Recientemente, la situación laboral de 143 guardaparques del Servicio Nacional de Áreas Protegidas (SERNAP) ha desatado alarmas entre organizaciones ecologistas y sectores comprometidos con la conservación en Bolivia. Los trabajadores han recibido la instrucción de poner sus cargos a disposición, lo que ha sido interpretado como un posible "despido encubierto" que podría poner en jaque la protección de diversas áreas naturales del país.
La Asociación Boliviana de Guardaparques y Agentes de Conservación (ABOLAC) ha expresado su rechazo a esta medida, advirtiendo sobre las consecuencias que podría tener una reducción del personal encargado de resguardar los parques nacionales. De igual manera, la Defensoría del Pueblo ha tomado cartas en el asunto y ha informado al ministro correspondiente sobre la situación de los guardaparques, mientras que una diputada ha manifestado su intención de promover acciones desde la Asamblea Legislativa.

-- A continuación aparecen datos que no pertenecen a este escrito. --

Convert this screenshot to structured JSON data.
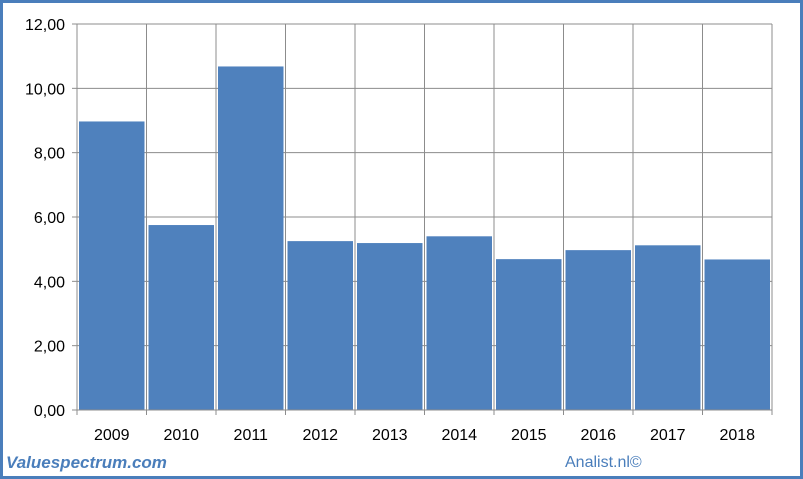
{
  "chart_data": {
    "type": "bar",
    "categories": [
      "2009",
      "2010",
      "2011",
      "2012",
      "2013",
      "2014",
      "2015",
      "2016",
      "2017",
      "2018"
    ],
    "values": [
      8.97,
      5.75,
      10.68,
      5.25,
      5.19,
      5.4,
      4.69,
      4.97,
      5.12,
      4.68
    ],
    "y_ticks": [
      "0,00",
      "2,00",
      "4,00",
      "6,00",
      "8,00",
      "10,00",
      "12,00"
    ],
    "ylim": [
      0,
      12
    ],
    "grid": true,
    "bar_color": "#4f81bd",
    "grid_color": "#8c8c8c"
  },
  "footer": {
    "source": "Valuespectrum.com",
    "credit": "Analist.nl©"
  },
  "colors": {
    "frame": "#4a7ebb",
    "footer_text": "#4a7ebb"
  }
}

En redes sociales, ha circulado una denuncia que alerta sobre las difíciles condiciones laborales que enfrentan los guardaparques. La salida de estos profesionales podría abrir la puerta a actividades ilegales como la caza, las quemas y la explotación de recursos naturales. Sin embargo, hasta el momento, no existen pruebas contundentes que demuestren que el Gobierno esté buscando despedir a los guardaparques con la intención de facilitar tales actividades, lo que convierte esta parte de la denuncia en una acusación no verificada.
El Gobierno ha respondido afirmando que no se producirán despidos de guardaparques. Según la versión oficial, la instrucción abarca a aproximadamente 1.200 trabajadores y consiste en poner sus cargos a disposición para una posterior evaluación y posible ratificación. Esta postura contradice las interpretaciones de los guardaparques y organizaciones, quienes consideran que la medida podría resultar en despidos.
A medida que el Gobierno plantea una evaluación de su personal, los guardaparques advierten que cualquier disminución en su número podría dejar a las áreas protegidas más vulnerables a la presión de cazadores ilegales, traficantes y explotadores de recursos, lo que representa un peligro para la conservación del medio ambiente en el país.